Sinds mei heeft Raymond een vaste aanstelling bij het KPU-bedrijf. Hij is aangenomen op basis van de participatiewet. Ieder bedrijf of instelling moet een percentage medewerkers in dienst hebben met een handicap. Voor het KPU-bedrijf, met een sterkte van 170 man, zijn dat er 3. Nu heeft het KPU-bedrijf veel meer mensen rondlopen die om wat voor reden dan ook (even) niet mee kunnen doen in het reguliere arbeidsproces. Het gaat dan om werkervaringsprojecten, stages etcetera. Het grote verschil met de Participatiewet is dat dat allemaal tijdelijk is.
Schaduw
“Raymond is nu bij ons in vaste dienst en maakt volwaardig deel uit van het team. Dat vraagt aanpassingen van hem en ook van ons. Maar we hebben wel veel ervaring met het werken met mensen met een achterstand. Deze collega's vragen wat meer begeleiding,” aldus Bouwmeester.
De directe manager van Raymond, Boyd Brons, beaamt dat. “Raymond heeft structuur en duidelijkheid nodig. Dat is het verschil met ‘reguliere’ werknemers. Die zijn veel zelfstandiger. Raymond noem ik weleens mijn schaduw. Als ik in de buurt ben, staat hij naast me. Hij vat dingen ook heel letterlijk op. Hij moest van mij een keer meelopen met een collega zodat hij kon leren wat het werk inhoudt. Dan blijf hij dus de hele tijd 2 centimeter achter hem aan lopen. Iedere keer als de collega zich omdraaide, hadden ze een botsing. Dan leg je hem uit dat hij best wat meer afstand mag houden.”
‘Ik kan bij de managers altijd terecht’
Streng
Het feit dat Raymond via de participatiewet is binnengekomen, betekent niet dat hij vrijblijvend aan het werk is. Boyd: “Het is geen hou-ze-bezig werk. Hij heeft zijn taken en die moet hij ook gewoon uitvoeren. Het blijft zoeken naar de balans. Wat kan ik van hem verwachten en wat ligt buiten zijn mogelijkheden? Maar daar komen we wel uit. Hij heeft ook een begeleider vanuit de gemeente, daar kan ik dan ook mee sparren. Ik ben natuurlijk geen maatschappelijk werker maar gewoon een logistiekeling.”
Beroerd
Raymond zelf heeft het prima naar zijn zin bij het KPU-bedrijf. “De sorteerband vind ik het leukst. Soms moet je flink heen en weer rennen om alles bij te houden, daar hou ik wel van. Achter de inpaktafel is het wat statischer, dat vind ik minder prettig. Maar het leukst is het contact met de collega’s. We zijn nooit te beroerd om elkaar te helpen als het moet. Daarnaast is de begeleiding ook fijn. Ik weet dat ik meer structuur en duidelijkheid nodig heb. Ik kan bij de managers altijd terecht.”

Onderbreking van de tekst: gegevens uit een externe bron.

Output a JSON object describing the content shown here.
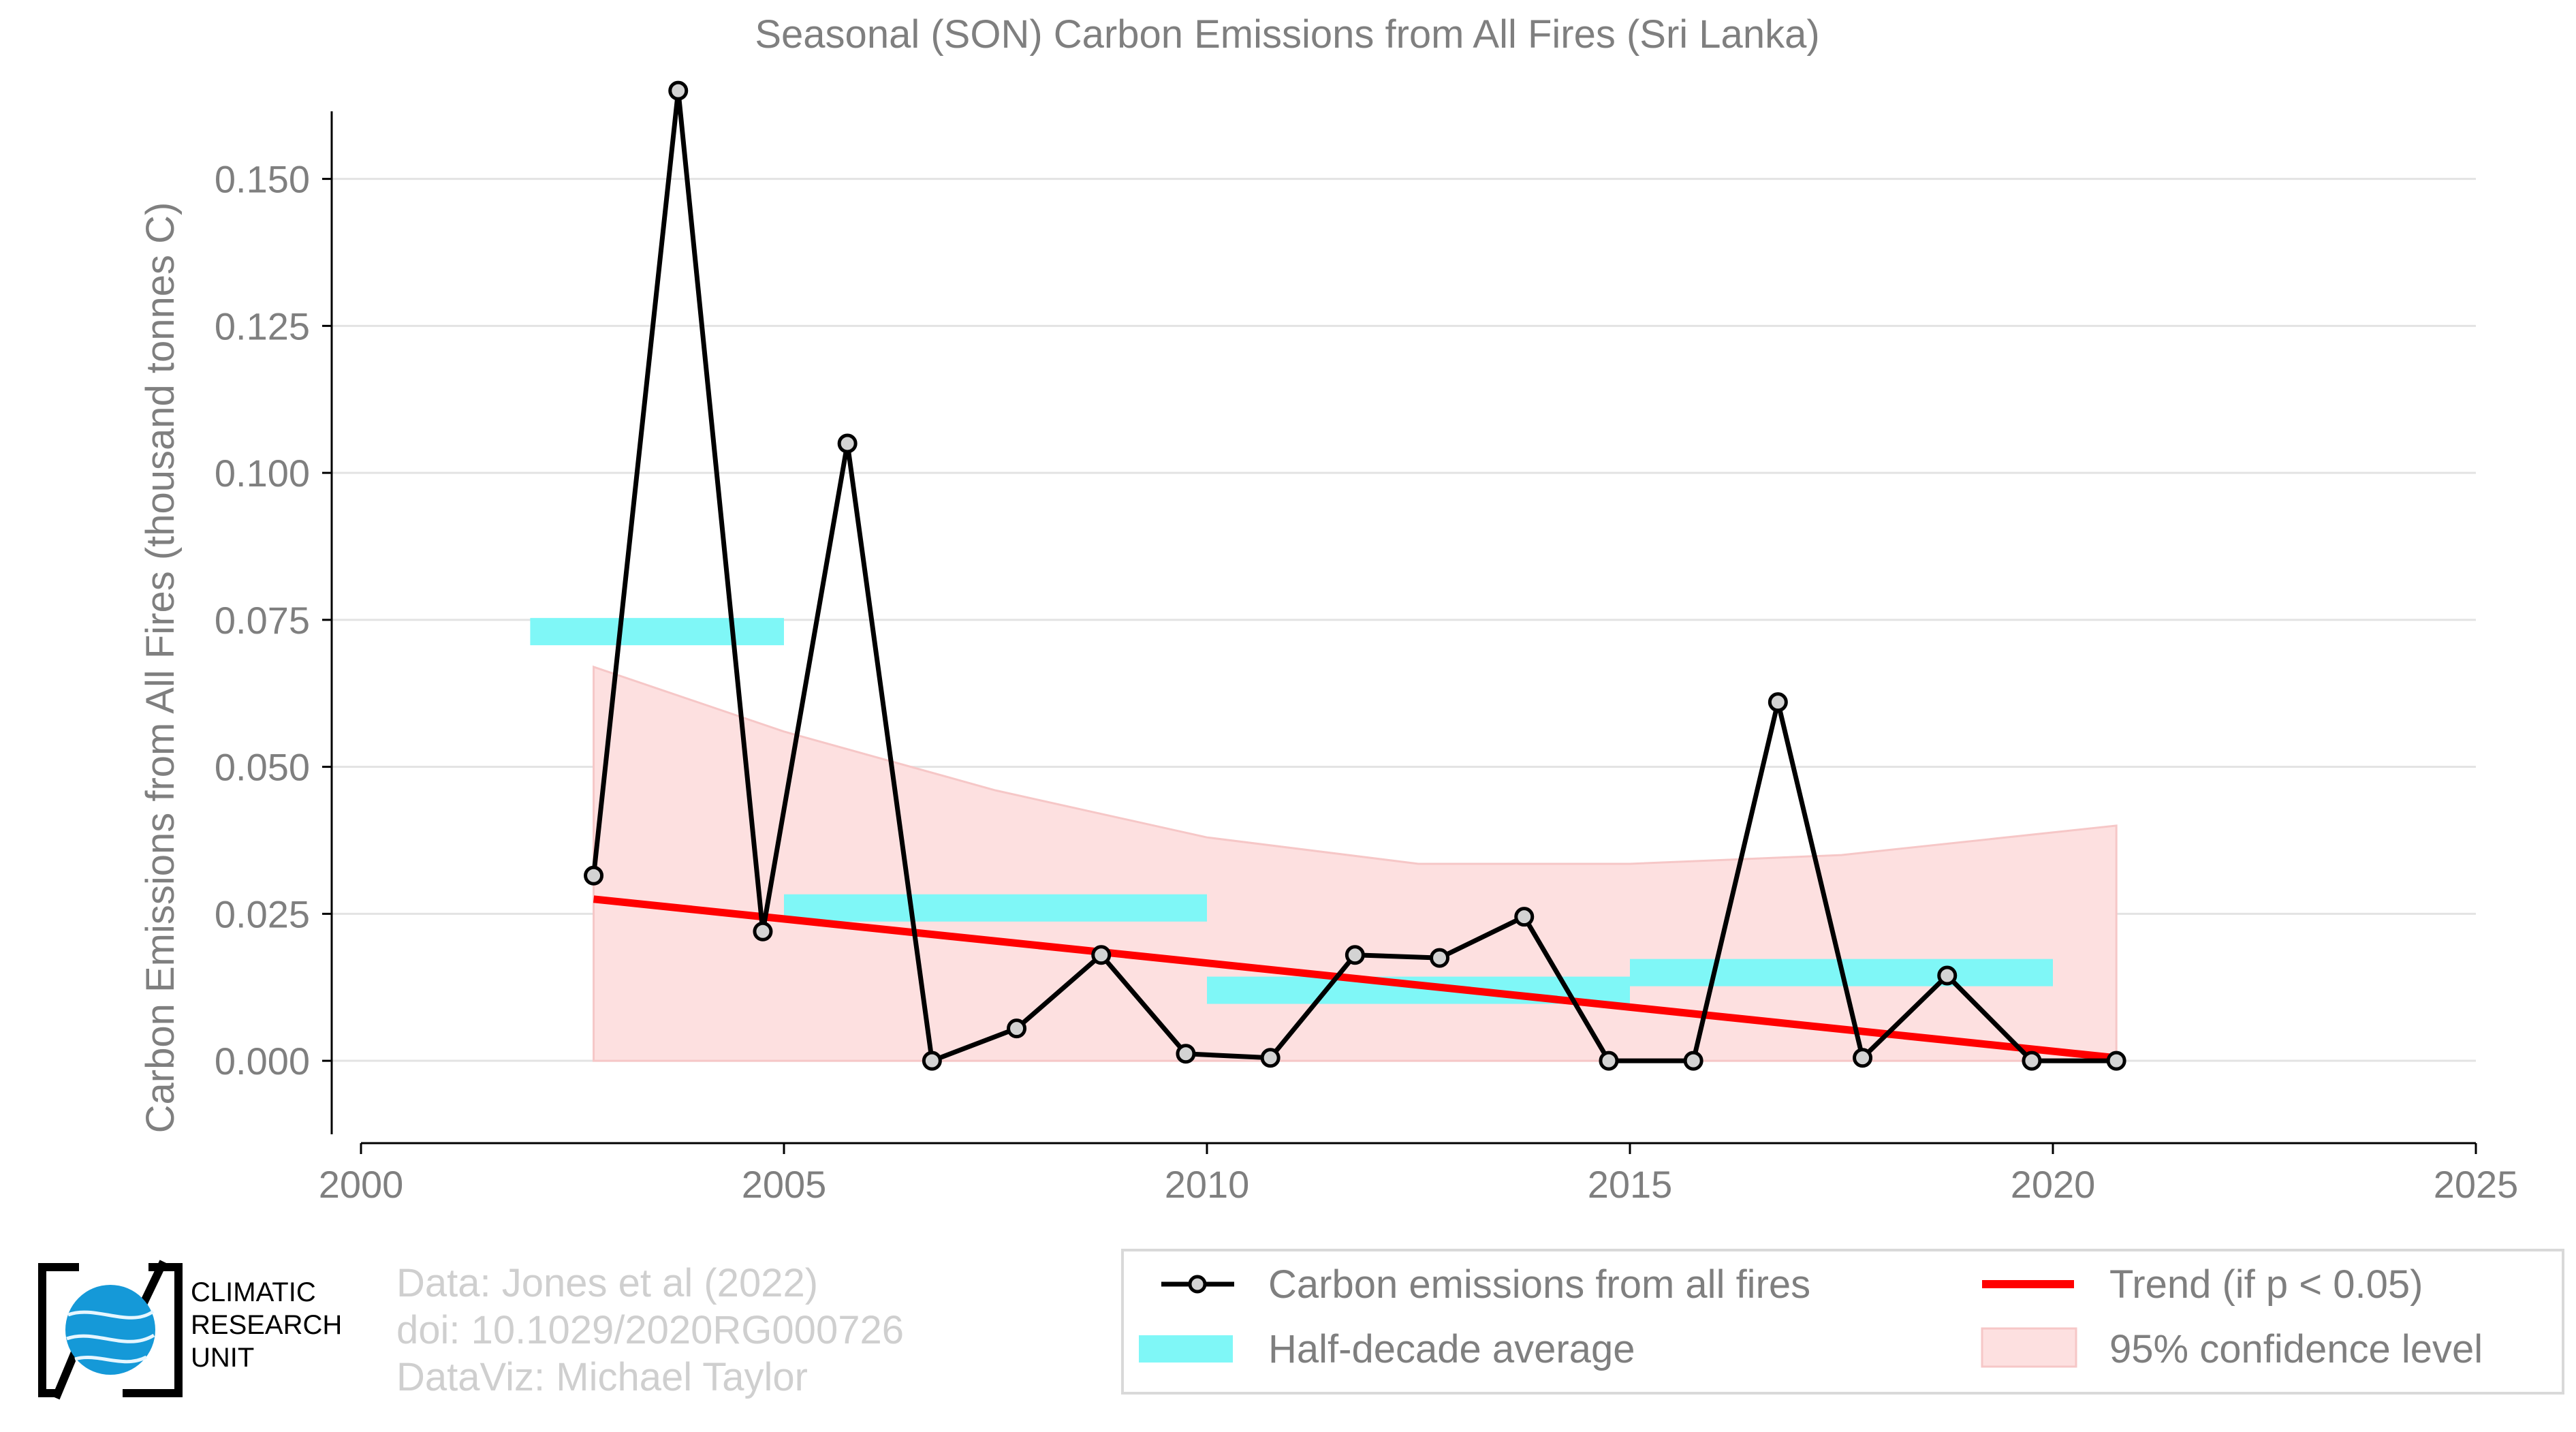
{
  "chart_data": {
    "type": "line",
    "title": "Seasonal (SON) Carbon Emissions from All Fires (Sri Lanka)",
    "xlabel": "",
    "ylabel": "Carbon Emissions from All Fires (thousand tonnes C)",
    "xlim": [
      2000,
      2025
    ],
    "ylim": [
      -0.0125,
      0.17
    ],
    "x_ticks": [
      "2000",
      "2005",
      "2010",
      "2015",
      "2020",
      "2025"
    ],
    "y_ticks": [
      "0.000",
      "0.025",
      "0.050",
      "0.075",
      "0.100",
      "0.125",
      "0.150"
    ],
    "grid": "horizontal",
    "legend_position": "bottom",
    "series": [
      {
        "name": "Carbon emissions from all fires",
        "color": "#000000",
        "marker": "circle",
        "x": [
          2002.75,
          2003.75,
          2004.75,
          2005.75,
          2006.75,
          2007.75,
          2008.75,
          2009.75,
          2010.75,
          2011.75,
          2012.75,
          2013.75,
          2014.75,
          2015.75,
          2016.75,
          2017.75,
          2018.75,
          2019.75,
          2020.75
        ],
        "y": [
          0.0315,
          0.165,
          0.022,
          0.105,
          0.0,
          0.0055,
          0.018,
          0.0012,
          0.0005,
          0.018,
          0.0175,
          0.0245,
          0.0,
          0.0,
          0.061,
          0.0005,
          0.0145,
          0.0,
          0.0
        ]
      },
      {
        "name": "Half-decade average",
        "color": "#7ff7f7",
        "type": "segments",
        "segments": [
          {
            "x_start": 2002,
            "x_end": 2005,
            "y": 0.073
          },
          {
            "x_start": 2005,
            "x_end": 2010,
            "y": 0.026
          },
          {
            "x_start": 2010,
            "x_end": 2015,
            "y": 0.012
          },
          {
            "x_start": 2015,
            "x_end": 2020,
            "y": 0.015
          }
        ]
      },
      {
        "name": "Trend (if p < 0.05)",
        "color": "#ff0000",
        "x": [
          2002.75,
          2020.75
        ],
        "y": [
          0.0275,
          0.0005
        ]
      },
      {
        "name": "95% confidence level",
        "color": "#fde0e0",
        "type": "band",
        "x": [
          2002.75,
          2005,
          2007.5,
          2010,
          2012.5,
          2015,
          2017.5,
          2020.75
        ],
        "upper": [
          0.067,
          0.056,
          0.046,
          0.038,
          0.0335,
          0.0335,
          0.035,
          0.04
        ],
        "lower": [
          0.0,
          0.0,
          0.0,
          0.0,
          0.0,
          0.0,
          0.0,
          0.0
        ]
      }
    ]
  },
  "legend": {
    "items": [
      "Carbon emissions from all fires",
      "Trend (if p < 0.05)",
      "Half-decade average",
      "95% confidence level"
    ]
  },
  "credits": {
    "line1": "Data: Jones et al (2022)",
    "line2": "doi: 10.1029/2020RG000726",
    "line3": "DataViz: Michael Taylor"
  },
  "logo": {
    "line1": "CLIMATIC",
    "line2": "RESEARCH",
    "line3": "UNIT"
  }
}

Bouwmeester is blij met zijn nieuwe kracht en de ontwikkeling die hij doormaakt. “Raymond is nu in vaste dienst met een proeftijd van 2 jaar. We gaan uit van zijn mogelijkheden en proberen die verder uit te bouwen. Het ultieme doel is dat hij uiteindelijk ergens wordt aangenomen op een reguliere baan.”